2 of 234 comments (clear)

  1. Re:The winners: by Anonymous Coward · · Score: 5, Insightful

    I must have missed something. How, with 25 different viruses can one catch 6%? My math skillz tell me that it should be divisible by 4.

  2. Re:Zombies by bmo · · Score: 5, Insightful

    If you suspect something is evil with your setup, you should go with your gut instincts. You are probably more right than you know.

    You should get away from antivirus. Seriously. I'm going to sound like a salesman, but bear with me a bit.

    Antivirus and anti-malware in general, on Windows machines, closes the barn door after every single horse has bolted. There is _no_ way to be sure your Windows computer is badware/zombieware free. To top this off, it often sucks up incredible amounts of cycles that turn the latest gamer machine into an XT.

    There is something that computer labs and libraries swear by and not at: Faronics' DeepFreeze. What you do is establish a "ground state" for the machine by doing a bare metal install and then installing DeepFreeze. You then have certain areas for data that are unfrozen, but the rest is basically locked up tight.

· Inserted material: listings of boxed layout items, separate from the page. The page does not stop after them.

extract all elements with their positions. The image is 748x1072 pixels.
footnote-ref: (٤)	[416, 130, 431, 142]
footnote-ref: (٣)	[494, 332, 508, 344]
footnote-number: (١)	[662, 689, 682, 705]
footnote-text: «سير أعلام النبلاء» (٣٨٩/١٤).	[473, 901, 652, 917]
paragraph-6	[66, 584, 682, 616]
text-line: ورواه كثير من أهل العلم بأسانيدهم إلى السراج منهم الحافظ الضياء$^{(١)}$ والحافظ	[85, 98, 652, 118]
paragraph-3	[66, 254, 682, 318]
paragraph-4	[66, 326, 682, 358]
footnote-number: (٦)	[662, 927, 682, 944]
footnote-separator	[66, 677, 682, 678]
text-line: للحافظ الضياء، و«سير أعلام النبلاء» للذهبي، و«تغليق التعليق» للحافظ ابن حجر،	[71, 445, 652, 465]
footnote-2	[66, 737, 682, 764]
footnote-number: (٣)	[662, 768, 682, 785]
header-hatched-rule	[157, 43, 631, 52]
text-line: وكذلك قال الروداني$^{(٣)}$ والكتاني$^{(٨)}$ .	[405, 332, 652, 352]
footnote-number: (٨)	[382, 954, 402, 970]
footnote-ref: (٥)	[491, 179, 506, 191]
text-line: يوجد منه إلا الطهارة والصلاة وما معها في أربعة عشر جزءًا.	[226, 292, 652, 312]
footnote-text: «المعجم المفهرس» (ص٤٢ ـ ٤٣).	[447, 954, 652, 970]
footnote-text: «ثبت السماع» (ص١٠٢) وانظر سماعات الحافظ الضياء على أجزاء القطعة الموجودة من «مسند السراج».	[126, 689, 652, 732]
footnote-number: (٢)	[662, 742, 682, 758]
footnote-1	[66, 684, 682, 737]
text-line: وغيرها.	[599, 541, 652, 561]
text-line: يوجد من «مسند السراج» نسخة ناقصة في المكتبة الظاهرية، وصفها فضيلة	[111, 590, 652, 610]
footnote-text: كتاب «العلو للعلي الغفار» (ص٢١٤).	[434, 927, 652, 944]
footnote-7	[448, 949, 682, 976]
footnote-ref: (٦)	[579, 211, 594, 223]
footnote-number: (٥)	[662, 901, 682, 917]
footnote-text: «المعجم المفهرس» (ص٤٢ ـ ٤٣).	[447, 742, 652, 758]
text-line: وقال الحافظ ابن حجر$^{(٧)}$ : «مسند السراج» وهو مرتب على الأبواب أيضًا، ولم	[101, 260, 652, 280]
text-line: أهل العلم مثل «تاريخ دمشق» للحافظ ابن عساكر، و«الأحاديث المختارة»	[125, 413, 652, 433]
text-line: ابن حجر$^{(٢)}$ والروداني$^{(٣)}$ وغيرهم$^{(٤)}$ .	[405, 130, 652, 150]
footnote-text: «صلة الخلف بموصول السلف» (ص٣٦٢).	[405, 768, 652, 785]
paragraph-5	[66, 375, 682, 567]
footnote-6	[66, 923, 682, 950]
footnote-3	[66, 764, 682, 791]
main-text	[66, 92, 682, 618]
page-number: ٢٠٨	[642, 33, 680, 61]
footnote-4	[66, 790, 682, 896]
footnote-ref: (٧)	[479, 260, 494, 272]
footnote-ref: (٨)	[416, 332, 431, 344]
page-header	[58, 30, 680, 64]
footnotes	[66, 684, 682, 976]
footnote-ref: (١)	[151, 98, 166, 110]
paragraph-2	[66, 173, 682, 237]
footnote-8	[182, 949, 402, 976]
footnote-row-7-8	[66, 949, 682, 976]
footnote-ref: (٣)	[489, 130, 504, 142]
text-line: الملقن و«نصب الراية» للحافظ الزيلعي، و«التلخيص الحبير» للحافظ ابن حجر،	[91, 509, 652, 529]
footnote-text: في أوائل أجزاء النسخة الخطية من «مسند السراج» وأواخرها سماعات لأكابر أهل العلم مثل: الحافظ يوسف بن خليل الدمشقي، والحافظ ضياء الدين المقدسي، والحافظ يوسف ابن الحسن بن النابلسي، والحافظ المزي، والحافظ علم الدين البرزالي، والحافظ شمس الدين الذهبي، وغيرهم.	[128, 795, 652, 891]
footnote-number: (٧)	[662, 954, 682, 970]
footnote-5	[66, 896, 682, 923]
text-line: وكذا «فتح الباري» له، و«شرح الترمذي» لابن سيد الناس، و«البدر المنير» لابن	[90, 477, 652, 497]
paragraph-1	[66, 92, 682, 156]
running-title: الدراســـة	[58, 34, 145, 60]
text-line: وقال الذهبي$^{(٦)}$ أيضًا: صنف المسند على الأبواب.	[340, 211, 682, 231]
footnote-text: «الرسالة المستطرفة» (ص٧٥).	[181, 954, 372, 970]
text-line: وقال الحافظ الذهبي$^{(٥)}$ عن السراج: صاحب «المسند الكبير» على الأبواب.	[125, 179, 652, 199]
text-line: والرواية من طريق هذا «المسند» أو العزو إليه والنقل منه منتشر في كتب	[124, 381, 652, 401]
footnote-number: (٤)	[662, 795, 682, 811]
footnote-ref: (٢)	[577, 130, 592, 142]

    Surf by an evil site and get a drive-by install? Laugh maniacally, and reboot. The evil bits are then...gone. The machine has returned to its ground state. To install software permanently, you must "unfreeze" the machine, install your software, and then refreeze. The refreezing can be automatic for the next reboot or specified for a certain number of reboots, like if you were doing a Windows update and have to suffer through the interminable reboots. So it also gives Windows "parental supervision" - even for the 9x machines that don't have the concept of an "administrator" account.

    Evilware in the presence of DeepFreeze is about as sticky as snot to teflon. If you insist on staying with Windows, this will let you sleep at night.

    I swear, Faronics should hire me.